I’m going to reveal a secret right now that I’m sure plenty can identify with, but that may still put me into the minority of music listeners: There absolutely is a thing as being too good.
A Thousand Horses unquestionably falls into this category. Recorded, their music is polished, doesn’t come near toeing the line that anyone may find offensive, and presents a faux-vintage country aesthetic from their manicured looks to the off-tone hue filtering the album covers to the vinyl ringwear flawlessly digitally placed on their CD cover. From the band’s pop-country friendly 2015 album, “Southernality,” to their new EP, “Bridges,” they’ve managed to prove that they can take the formula for creating mass-appeal country and offer it up track after track, similar to the what the Black Eyed Peas are to pop music or Coldplay is to rock.
Basically, an A Thousand Horses record comes off as gritless and well-produced as it is catchy and infectious, almost like a soundtrack to a Ford Truck commercial played on repeat for a dozen tracks – a cliché sound that is undeniably memorable, if only for the short term, but with all of the originality and edginess of a note found inside a fortune cookie. It’s not that it’s bad — if anything, it may just be too good.
However, where this works out much more in the band’s favor – at least in my opinion – is live. For whatever the band lacks in originality, it makes up for with roaring stage charisma and arena-ready sound. So when A Thousand Horses brought their performance to the stage at Cargo Concert Hall, it was hard to walk away from the show with any opinion other than, “This band is going to blow up.”
From their entrance onto the stage, the four primary band members – two guitars, a bass, and lead vocalist (Bill Satcher, Zach Brown, Graham DeLoach and Michael Hobby) joined by a drummer and someone trading fiddle and organ duties, each lined up before a mic at the front of the stage decked out in uniform tight black denim pants and cowboy boots, black shirts in varying states of unbuttoned, and each sporting a fair amount of jewelry to round out the star-swagger of their presentation – proceeded to throw every rock star cliché out that we’re so good as if to dare the audience not to dance! Live, those songs easily ran circles around the crowd; they sounded too good not to push your way up front and smile along to, while some of the members’ model good looks added to the overall effect.

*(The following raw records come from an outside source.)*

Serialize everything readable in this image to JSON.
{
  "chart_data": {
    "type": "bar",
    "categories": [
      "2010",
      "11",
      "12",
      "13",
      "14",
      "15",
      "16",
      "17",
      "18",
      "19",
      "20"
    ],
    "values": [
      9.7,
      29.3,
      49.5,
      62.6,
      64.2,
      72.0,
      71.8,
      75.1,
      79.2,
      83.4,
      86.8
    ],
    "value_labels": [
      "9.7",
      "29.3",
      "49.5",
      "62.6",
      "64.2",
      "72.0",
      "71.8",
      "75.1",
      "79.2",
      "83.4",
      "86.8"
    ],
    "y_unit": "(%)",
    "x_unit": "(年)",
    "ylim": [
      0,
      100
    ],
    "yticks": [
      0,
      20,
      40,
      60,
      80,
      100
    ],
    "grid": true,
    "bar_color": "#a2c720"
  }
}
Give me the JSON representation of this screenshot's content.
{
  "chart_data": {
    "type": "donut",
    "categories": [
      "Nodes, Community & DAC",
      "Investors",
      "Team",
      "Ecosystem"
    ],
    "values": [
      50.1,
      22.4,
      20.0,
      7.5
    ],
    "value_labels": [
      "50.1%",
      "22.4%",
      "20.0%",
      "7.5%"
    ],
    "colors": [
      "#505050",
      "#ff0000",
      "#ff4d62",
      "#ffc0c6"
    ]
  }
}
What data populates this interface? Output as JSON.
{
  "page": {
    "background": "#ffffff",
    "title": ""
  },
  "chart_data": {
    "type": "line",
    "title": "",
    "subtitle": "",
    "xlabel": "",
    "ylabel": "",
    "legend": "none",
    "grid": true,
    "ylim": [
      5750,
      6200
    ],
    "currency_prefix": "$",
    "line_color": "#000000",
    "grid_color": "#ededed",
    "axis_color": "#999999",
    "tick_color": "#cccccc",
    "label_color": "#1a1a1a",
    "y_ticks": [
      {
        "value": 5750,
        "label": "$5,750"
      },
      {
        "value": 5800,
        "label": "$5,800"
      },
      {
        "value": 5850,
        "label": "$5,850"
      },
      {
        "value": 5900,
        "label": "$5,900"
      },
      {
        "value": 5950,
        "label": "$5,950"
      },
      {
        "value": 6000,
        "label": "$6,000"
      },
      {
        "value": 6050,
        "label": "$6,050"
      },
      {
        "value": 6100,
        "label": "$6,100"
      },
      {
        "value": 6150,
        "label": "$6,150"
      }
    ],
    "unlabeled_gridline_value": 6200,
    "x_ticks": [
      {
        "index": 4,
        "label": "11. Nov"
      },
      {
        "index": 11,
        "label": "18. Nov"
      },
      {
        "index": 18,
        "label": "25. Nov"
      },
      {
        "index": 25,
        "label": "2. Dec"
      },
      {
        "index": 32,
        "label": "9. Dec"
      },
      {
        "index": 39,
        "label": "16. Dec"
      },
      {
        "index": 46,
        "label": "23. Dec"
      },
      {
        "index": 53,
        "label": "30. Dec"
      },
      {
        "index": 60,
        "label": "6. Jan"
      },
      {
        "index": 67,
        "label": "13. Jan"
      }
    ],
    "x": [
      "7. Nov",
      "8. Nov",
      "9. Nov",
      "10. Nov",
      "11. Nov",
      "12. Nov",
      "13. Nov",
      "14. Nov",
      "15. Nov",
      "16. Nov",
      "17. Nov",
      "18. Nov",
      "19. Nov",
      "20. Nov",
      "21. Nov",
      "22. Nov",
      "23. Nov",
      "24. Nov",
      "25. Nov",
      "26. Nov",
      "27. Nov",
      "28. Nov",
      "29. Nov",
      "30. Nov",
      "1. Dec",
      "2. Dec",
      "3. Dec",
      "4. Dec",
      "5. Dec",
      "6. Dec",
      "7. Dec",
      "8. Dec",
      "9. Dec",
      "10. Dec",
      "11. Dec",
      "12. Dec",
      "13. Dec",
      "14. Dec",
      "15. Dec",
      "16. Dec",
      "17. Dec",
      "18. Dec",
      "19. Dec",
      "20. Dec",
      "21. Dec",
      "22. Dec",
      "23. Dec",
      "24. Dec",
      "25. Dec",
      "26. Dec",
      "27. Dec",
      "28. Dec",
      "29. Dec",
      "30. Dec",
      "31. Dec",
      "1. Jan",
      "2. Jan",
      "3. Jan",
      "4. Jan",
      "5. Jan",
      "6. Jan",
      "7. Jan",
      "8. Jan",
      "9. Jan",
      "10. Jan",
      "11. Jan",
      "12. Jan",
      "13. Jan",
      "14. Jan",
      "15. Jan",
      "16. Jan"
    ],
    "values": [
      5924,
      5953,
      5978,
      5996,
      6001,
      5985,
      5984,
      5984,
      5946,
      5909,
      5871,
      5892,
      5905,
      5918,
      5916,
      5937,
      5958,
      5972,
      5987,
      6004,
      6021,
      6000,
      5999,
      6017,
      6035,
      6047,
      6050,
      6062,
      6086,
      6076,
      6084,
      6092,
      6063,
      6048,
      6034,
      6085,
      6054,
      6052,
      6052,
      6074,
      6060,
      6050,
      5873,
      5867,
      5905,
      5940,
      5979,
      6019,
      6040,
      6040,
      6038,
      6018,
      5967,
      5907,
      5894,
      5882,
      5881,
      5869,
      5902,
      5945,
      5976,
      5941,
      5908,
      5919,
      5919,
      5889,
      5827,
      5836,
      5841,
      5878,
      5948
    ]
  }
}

Their influences were on display in their covers of “Dead Flowers” by the Rolling Stones and “She Talks To Angels” by the Black Crowes – the latter performed while all sitting at the front of the stage only about 2 feet from the audience.
From all the members toasting their drinks with front row audience members upon their return for their first encore, to the platform spotlights illuminating varying guitar solos and the Spinal Tap-like pedal arrangements appearing like an arena-rock Twister Board, to the synchronized dual guitar shredding and the singer swaying over the empty microphone stand, A Thousand Horses knew the mixture for putting on an epic show, so much so that this viewer’s parting feeling above all else may have been that of feeling fortunate, that we were able to see them play an intimate venue, because everything about A Thousand Horses’ live trajectory is patterned and groomed for stages far larger.
The openers, Reno’s own Cowboy Indian, are a three-piece with a fluency for roadhouse country and comedic segues. With complementary vocals from the frontmen playing acoustic guitar (Lucas Paul) and a glittery stand up bass, it may have been the plethora of dad jokes the bass player (John von Nolde) was coming up with between songs that endeared the audience to them, and their solid offering of rambling country climaxing in said bass player’s removal of his “Boot Barn” shirt to reveal a sleeveless black T-shirt for their final song provided a great warming up for the crowd.